Be-songo.or.id

KH Imam Taufiq: Kekerasan dalam Keluarga Keluar dari Khittah Sakinah, Mawaddah, Warahmah.

(pinterest/geledes)

Kekerasan Dalam Rumah Tangga (KDRT) kini kembali menjadi topik pembahasan warga internet pasalnya problem tersebut ramai sampai ke lini publik figur. Melihat fenomena tersebut membuat adanya perspektif tersendiri dalam mengkaji makna pernikahan dan hubungan di dalamnya.

Pengasuh Pondok Pesantren Darul Falah (Dafa) Besongo Semarang Abah Imam Taufiq mengatakan, melihat fenomena beberapa pasangan suami istri yang mengajukan aduan ke pihak berwajib, bahkan ada yang meminta gugatan cerai atau tindakan pidana kekerasan, menurut saya ada beberapa hal yang perlu di cermati.

“Pertama, bagaimana membangun kontruksi pernikahan. Pernikahan itu sebuah komitmen, sebuah relasi yang spiritual, sakral dan unik. Sakral karena dimulai akad nikah sampai seterusnya dibangun berdasarkan sebuah niat yang didedikasikan untuk Allah SWT,” ucapnya.

“Niat nikah itu tidak ada alasan, kecuali lillahi ta’ala. Ketika itu muncul, maka janji yang diucapkan janji sakral. Kalo janjinya kepada Allah, maka komitmennya harus juga sangat tinggi untuk membangun keluarga yang tenang, nyaman harmonis dan bahagia,” tambahnya.

Abah Imam Taufiq yang juga Rektor Universitas Islam Negeri (UIN) Walisongo Semarang menjelaskan, secara spiritual, dimaknai pula bahwa nikah itu ibadah. Yang melakukannya dengan niatan tulus kepada Allah SWT dan memberikan kasih sayang, saling membangun relasional yang seimbang, kesetaraan, bersama-sama mengarungi hidup yang baik, itu ibadah.

“Jadi bukan sekedar urusan syahwat, apalagi urusan popularitas. Untuk itu, ketika niatnya untuk popularitas maka itu sudah berbeda, salah,” jelasnya.

Lanjutnya, ketiga, unik. Nikah itu sederhana, aspeknya itu tidak sekedar urusan seremonial, tetapi urusan pribadi, urusan ranjang..

“Urusan ranjang yang semula haram, kemudian dihalalkan dengan niat nikah. Tapi dampak yang semula haram menjadi halal dengan niat akad nikah ini berdampak kepada dirinya, masa depannya, masyarakatnya dan membangun sebuah keluarga.
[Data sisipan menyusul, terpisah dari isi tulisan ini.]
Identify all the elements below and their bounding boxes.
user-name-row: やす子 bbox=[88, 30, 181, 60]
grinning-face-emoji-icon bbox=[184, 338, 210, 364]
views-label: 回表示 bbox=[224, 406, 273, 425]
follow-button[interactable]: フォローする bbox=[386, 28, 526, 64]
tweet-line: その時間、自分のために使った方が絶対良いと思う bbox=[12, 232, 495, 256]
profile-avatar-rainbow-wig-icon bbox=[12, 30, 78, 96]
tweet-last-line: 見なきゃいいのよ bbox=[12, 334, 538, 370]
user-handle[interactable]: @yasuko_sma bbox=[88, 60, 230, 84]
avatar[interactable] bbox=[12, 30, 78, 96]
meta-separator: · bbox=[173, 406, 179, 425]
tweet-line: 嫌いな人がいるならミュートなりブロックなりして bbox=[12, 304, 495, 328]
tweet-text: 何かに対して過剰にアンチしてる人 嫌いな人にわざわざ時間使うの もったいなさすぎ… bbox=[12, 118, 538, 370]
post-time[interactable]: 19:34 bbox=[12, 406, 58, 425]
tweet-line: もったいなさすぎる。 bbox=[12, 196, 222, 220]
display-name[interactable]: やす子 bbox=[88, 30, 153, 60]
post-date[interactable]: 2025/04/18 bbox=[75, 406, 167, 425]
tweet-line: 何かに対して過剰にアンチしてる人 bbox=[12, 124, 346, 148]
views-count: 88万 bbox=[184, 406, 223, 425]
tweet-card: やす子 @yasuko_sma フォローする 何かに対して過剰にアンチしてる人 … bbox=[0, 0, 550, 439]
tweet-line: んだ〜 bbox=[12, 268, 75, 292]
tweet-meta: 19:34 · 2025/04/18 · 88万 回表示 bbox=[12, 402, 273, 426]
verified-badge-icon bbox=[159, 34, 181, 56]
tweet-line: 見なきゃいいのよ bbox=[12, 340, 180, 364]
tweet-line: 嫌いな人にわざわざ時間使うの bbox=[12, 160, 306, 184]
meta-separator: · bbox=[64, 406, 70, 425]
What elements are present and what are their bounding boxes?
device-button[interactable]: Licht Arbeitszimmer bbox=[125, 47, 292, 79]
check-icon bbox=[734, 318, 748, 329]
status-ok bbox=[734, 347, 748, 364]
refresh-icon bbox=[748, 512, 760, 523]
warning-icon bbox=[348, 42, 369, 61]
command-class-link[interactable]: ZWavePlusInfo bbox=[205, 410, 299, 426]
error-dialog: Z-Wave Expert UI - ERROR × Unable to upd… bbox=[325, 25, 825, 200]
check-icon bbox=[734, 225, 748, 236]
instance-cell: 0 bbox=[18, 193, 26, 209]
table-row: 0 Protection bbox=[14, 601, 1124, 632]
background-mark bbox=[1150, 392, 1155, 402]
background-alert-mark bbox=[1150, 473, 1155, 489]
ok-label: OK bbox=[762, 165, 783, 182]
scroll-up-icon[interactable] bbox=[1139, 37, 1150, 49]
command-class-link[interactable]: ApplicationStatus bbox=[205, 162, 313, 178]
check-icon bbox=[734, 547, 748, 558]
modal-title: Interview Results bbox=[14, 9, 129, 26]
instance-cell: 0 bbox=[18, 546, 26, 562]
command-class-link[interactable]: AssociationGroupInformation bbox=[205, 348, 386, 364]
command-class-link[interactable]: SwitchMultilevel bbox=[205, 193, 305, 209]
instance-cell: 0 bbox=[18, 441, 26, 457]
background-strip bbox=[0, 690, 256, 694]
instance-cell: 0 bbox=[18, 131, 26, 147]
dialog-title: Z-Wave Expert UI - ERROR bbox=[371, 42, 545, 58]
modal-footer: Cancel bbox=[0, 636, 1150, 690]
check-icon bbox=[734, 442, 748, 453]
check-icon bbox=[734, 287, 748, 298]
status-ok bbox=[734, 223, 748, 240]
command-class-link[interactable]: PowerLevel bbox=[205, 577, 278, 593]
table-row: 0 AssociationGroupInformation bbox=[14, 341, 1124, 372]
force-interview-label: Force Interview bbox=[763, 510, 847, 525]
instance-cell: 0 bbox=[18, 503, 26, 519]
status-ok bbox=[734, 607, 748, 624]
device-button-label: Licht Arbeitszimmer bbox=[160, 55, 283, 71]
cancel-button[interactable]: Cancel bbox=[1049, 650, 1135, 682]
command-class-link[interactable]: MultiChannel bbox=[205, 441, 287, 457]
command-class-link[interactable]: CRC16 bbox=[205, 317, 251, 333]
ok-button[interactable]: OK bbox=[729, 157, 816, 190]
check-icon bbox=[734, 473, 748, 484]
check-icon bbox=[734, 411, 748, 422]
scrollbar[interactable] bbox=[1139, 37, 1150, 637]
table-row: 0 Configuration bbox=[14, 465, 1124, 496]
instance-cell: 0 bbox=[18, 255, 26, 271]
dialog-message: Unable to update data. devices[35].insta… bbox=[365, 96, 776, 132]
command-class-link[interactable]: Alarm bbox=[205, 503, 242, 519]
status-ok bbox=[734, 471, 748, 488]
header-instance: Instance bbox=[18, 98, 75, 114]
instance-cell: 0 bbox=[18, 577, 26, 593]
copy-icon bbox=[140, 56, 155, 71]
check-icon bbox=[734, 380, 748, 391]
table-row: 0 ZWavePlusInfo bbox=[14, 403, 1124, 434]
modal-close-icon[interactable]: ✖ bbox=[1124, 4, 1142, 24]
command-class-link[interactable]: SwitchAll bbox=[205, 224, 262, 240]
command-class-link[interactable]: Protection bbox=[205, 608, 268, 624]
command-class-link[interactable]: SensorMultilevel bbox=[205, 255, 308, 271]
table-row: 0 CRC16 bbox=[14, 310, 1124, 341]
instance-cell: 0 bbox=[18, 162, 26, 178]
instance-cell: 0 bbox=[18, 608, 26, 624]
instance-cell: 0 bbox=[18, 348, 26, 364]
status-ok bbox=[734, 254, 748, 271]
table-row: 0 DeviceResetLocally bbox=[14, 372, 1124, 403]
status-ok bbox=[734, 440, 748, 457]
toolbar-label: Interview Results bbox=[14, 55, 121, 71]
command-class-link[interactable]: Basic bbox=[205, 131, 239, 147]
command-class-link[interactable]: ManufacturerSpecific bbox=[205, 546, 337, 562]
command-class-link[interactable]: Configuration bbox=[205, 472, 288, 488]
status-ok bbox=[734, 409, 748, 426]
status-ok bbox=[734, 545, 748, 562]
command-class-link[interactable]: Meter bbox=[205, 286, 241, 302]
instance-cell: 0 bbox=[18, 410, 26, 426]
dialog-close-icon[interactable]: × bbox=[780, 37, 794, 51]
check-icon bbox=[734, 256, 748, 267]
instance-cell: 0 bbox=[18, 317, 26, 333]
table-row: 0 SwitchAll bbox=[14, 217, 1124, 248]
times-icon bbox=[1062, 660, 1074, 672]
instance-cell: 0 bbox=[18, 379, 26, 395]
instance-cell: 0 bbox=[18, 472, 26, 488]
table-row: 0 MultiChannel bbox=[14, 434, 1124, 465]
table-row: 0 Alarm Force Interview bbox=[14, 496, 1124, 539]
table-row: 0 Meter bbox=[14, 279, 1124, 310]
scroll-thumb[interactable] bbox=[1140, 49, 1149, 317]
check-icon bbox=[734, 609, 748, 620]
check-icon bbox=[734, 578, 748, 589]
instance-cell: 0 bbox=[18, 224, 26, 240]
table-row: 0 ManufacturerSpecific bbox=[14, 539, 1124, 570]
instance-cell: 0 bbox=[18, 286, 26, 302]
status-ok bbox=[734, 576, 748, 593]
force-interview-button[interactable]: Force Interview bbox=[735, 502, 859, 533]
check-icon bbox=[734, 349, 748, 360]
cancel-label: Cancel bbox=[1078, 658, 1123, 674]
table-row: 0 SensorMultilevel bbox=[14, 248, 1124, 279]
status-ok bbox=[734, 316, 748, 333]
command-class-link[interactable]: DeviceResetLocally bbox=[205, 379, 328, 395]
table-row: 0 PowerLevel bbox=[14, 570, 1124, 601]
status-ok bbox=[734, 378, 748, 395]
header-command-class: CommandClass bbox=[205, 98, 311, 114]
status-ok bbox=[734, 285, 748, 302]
Karena itu betapa kontribusi nikah menjadi sangat penting,” lanjutnya.

Disampaikan, 3 aspek tersebut memperjelas adanya relasi suami dan istri harus diliputi dengan balutan sakinah (kedamaian), mawaddah (kebahagiaan) dan warahmah (cinta).

Sakinah itu apa? Cinta kasih sayang. Kalo orang sudah cinta, sudah kasih, maka sebetulnya cuman satu. Memberikan yang terbaik, memberikan ramah kasih kepada orang yang dicintainya tersebut. Saling mencintai, saling memberikan pengalaman, tidak ada politis, tidak ada popularitas, tidak ada kepentingan tertentu, apalagi kemudian muncul aspek-aspek yang berbasis kekerasan,” jelasnya.

Dikatakan, Nabi Muhammad SAW pernah mengatakan, khoirukum khoirukum li ahlihi wa anaa khoirukum li ahlii.

“Beliau menjawab, (yang terbaik di antara kalian adalah yang paling baik dalam memperlakukan istri dan anak-anaknya, dan aku adalah yang terbaik dalam memperlakukan istri dan anak-anakku). Jadi, ketika sudah ada rasa, tapi tidak bisa mengayomi, maka sebenarnya ada sisi yang tidak benar,” terangnya.

Menurut beliau, fenomena hari ini kekerasan tidak mengenal siapa yang menjadi subjek ataupun objek. Karena tindakan kekerasan memang tidak dibenarkan oleh agama maupun negara.

“Itu adalah penyimpangan misi, penyimpangan niat utama yaitu membangun keluarga yang relasional, saling memberikan cinta kasih dan membangun masa depan yang baik. Mana mungkin dibangun dengan suasana yang penuh ancaman apalagi kekerasan. Maka dari sisi agama tidak boleh, tidak ada perintah apalagi dasar untuk berbuat kekerasan,” pungkasnya.